Nuestra práctica política se dirigió, entonces, a las villas del sur de la Ciudad de Buenos Aires, particularmente a la 20 de Lugano. Allí sobrevivían, dispersos, militantes de la JP y del Movimiento Villero Peronista. En sus narraciones nos reconocimos como parte de esa herencia. Pero no éramos muchos, más bien poquitos y costaba sumar. La demonización de la política y de las organizaciones obstruía todo proceso de acumulación. Sólo las cuestiones reivindicativas nos permitían aglutinar algo, en el marco de lo que ya se denominaba “resistencia al modelo neoliberal”.
En todas nuestras charlas, análisis y debates, anhelábamos ser parte de una generación que sembrara la esperanza de un cambio que veíamos a muy largo plazo. Nos animábamos a la militancia, que en aquel contexto era como predicar en el desierto, diciéndonos que ese esfuerzo sentaría las bases para que nuestros hijos pudieran tener mejores condiciones para dar la pelea. Ni de cerca nos veíamos siendo parte de una etapa victoriosa… Y más de una vez dijimos: si no lo ven nuestros hijos, por lo menos que lo vean nuestros nietos.
Así eran las cosas. Las posibilidades de transformación se proyectaban a veinte, treinta o cincuenta años: tal era la magnitud de la derrota. El contexto regional y mundial, desde ya, no colaboraban a generar la más mínima expectativa. Y encima de todo eso, los debates de la militancia se tornaban engorrosos y laberínticos. Sin embargo, el proceso de resistencia avanzaba con la táctica del agua, más allá de toda coordinación. Las propias incongruencias del modelo neoliberal, que pasaba de explotados a excluidos a millones de compatriotas, iban generando las condiciones para la eclosión.

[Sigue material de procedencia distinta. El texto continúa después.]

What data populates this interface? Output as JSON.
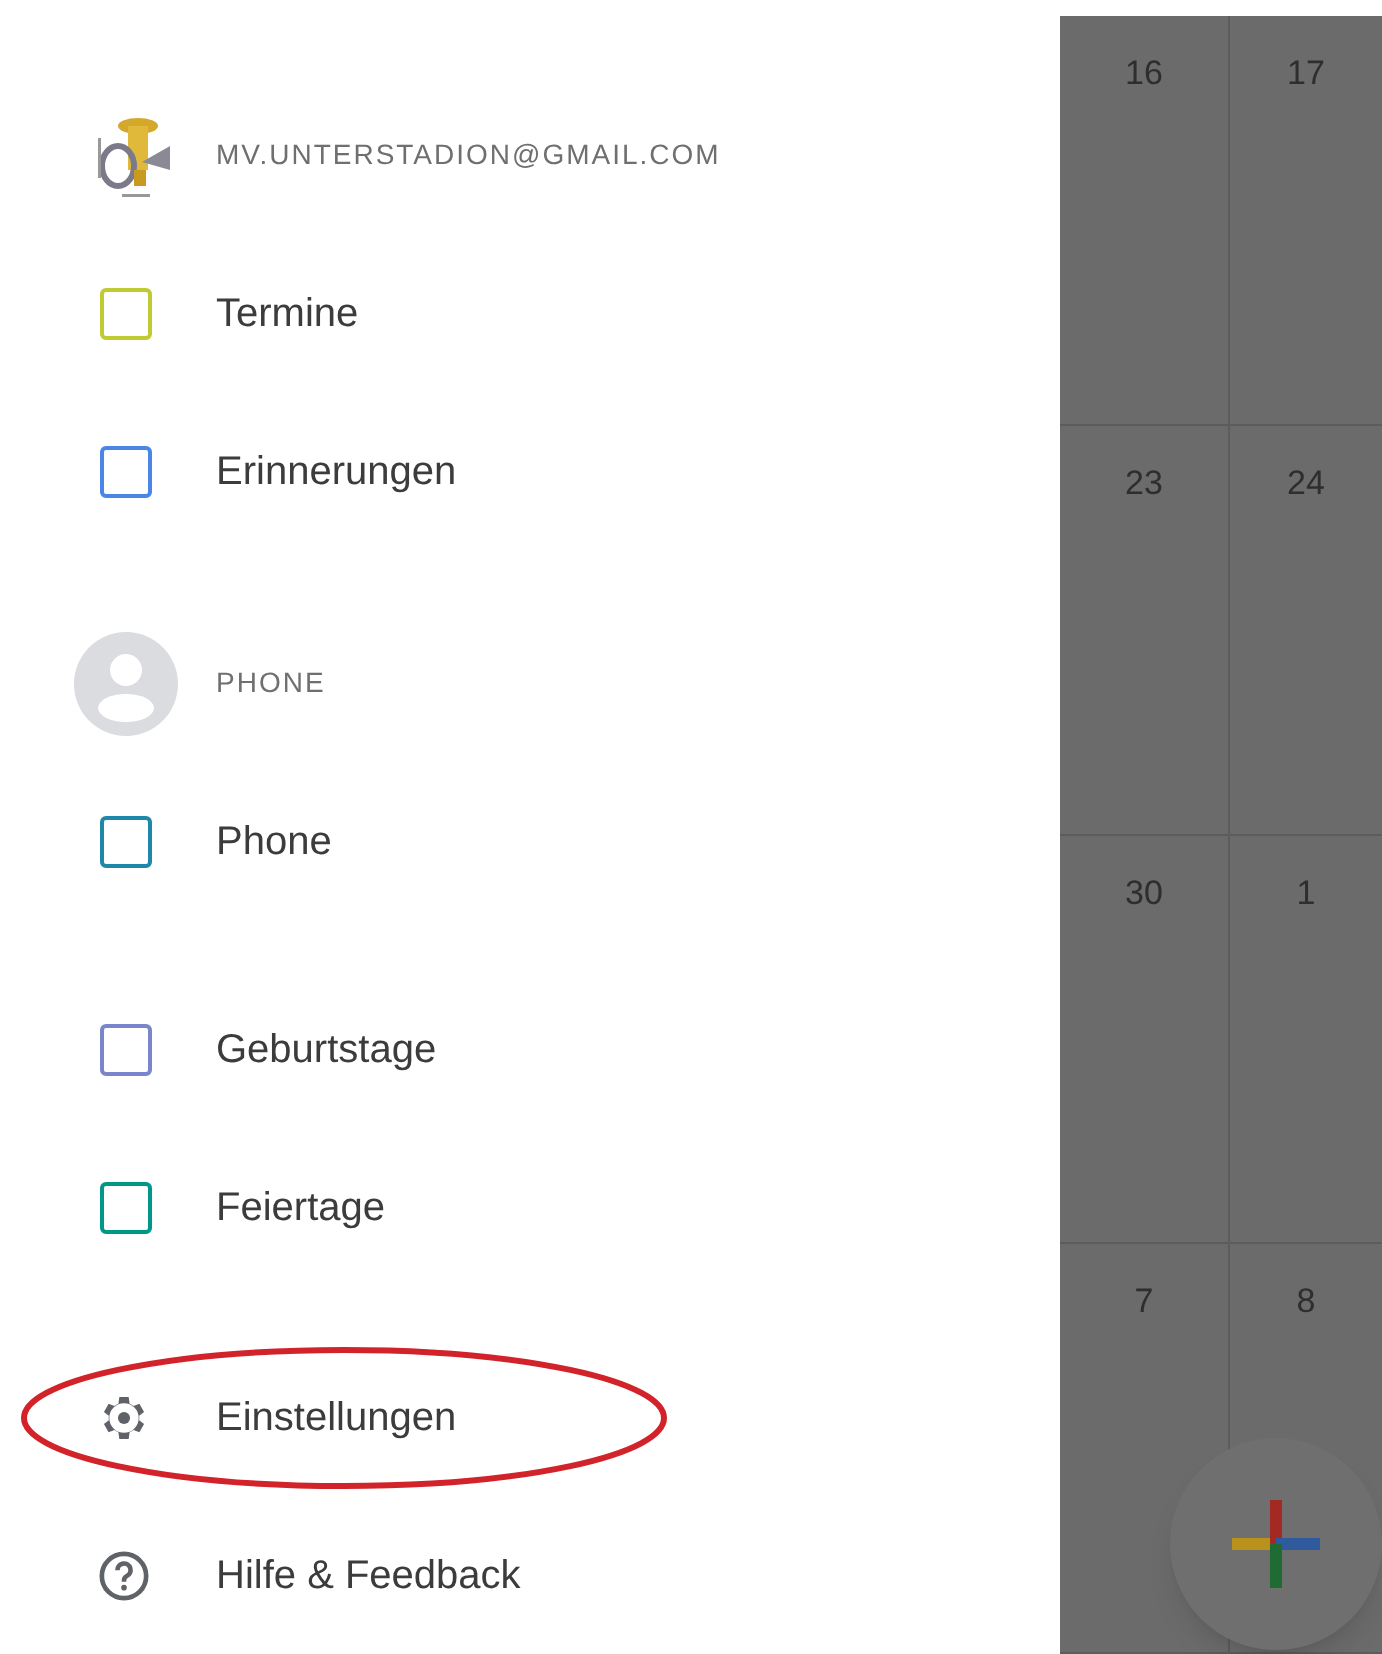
{
  "drawer": {
    "sections": [
      {
        "account": {
          "kind": "logo",
          "label": "MV.UNTERSTADION@GMAIL.COM"
        },
        "calendars": [
          {
            "name": "Termine",
            "color": "#c0ca33",
            "checked": false
          },
          {
            "name": "Erinnerungen",
            "color": "#4a86e8",
            "checked": false
          }
        ]
      },
      {
        "account": {
          "kind": "person",
          "label": "PHONE"
        },
        "calendars": [
          {
            "name": "Phone",
            "color": "#1e88a8",
            "checked": false
          }
        ]
      },
      {
        "calendars": [
          {
            "name": "Geburtstage",
            "color": "#7986cb",
            "checked": false
          },
          {
            "name": "Feiertage",
            "color": "#009688",
            "checked": false
          }
        ]
      }
    ],
    "menu": [
      {
        "kind": "settings",
        "label": "Einstellungen",
        "annotated": true
      },
      {
        "kind": "help",
        "label": "Hilfe & Feedback",
        "annotated": false
      }
    ]
  },
  "calendar": {
    "weeks": [
      [
        "16",
        "17"
      ],
      [
        "23",
        "24"
      ],
      [
        "30",
        "1"
      ],
      [
        "7",
        "8"
      ]
    ]
  }
}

A fines de 1998, un dato de la región movió el amperímetro: Hugo Chávez. Aun frente a las dudas que algunos pretendieron sembrar en torno a Chávez en los primeros momentos (por ejemplo, asociándolo a los carapintadas argentinos), quedó claro que el tablero comenzaba a moverse. De repente un presidente de la región comenzaba a hablar de cosas que parecían condenadas al olvido; incluso mencionaba como referencia a Juan Domingo Perón.
Hasta su apellido era difícil de aprender para la gente, al punto que los paredones discutían cuál era la versión correcta.
En 1999, De la Rúa se hizo cargo de la presidencia; el desenlace es conocido. Las tensiones de un país invivible, muy ayudadas por la impericia política del gobierno, explotaron en las jornadas del 19 y 20 de diciembre. Y así el pueblo –gran ausente hasta ese momento– volvía para reclamar su lugar protagónico en la historia; así el pueblo reaparecía para sacarse de encima el mote de “gente” con el que pretendieron desnaturalizarlo todos esos años.
¿Y nosotros? Aquello que avizorábamos a 20 o 30 años parecía acercarse de pronto; pero cual destino esquivo se alejaba a la vez. Estaba claro que se abría una oportunidad histórica por la crisis neoliberal; pero si no emergía alguien que pudiera condensar esa energía que sacudía el país, podía terminar imponiéndose un reflujo conservador.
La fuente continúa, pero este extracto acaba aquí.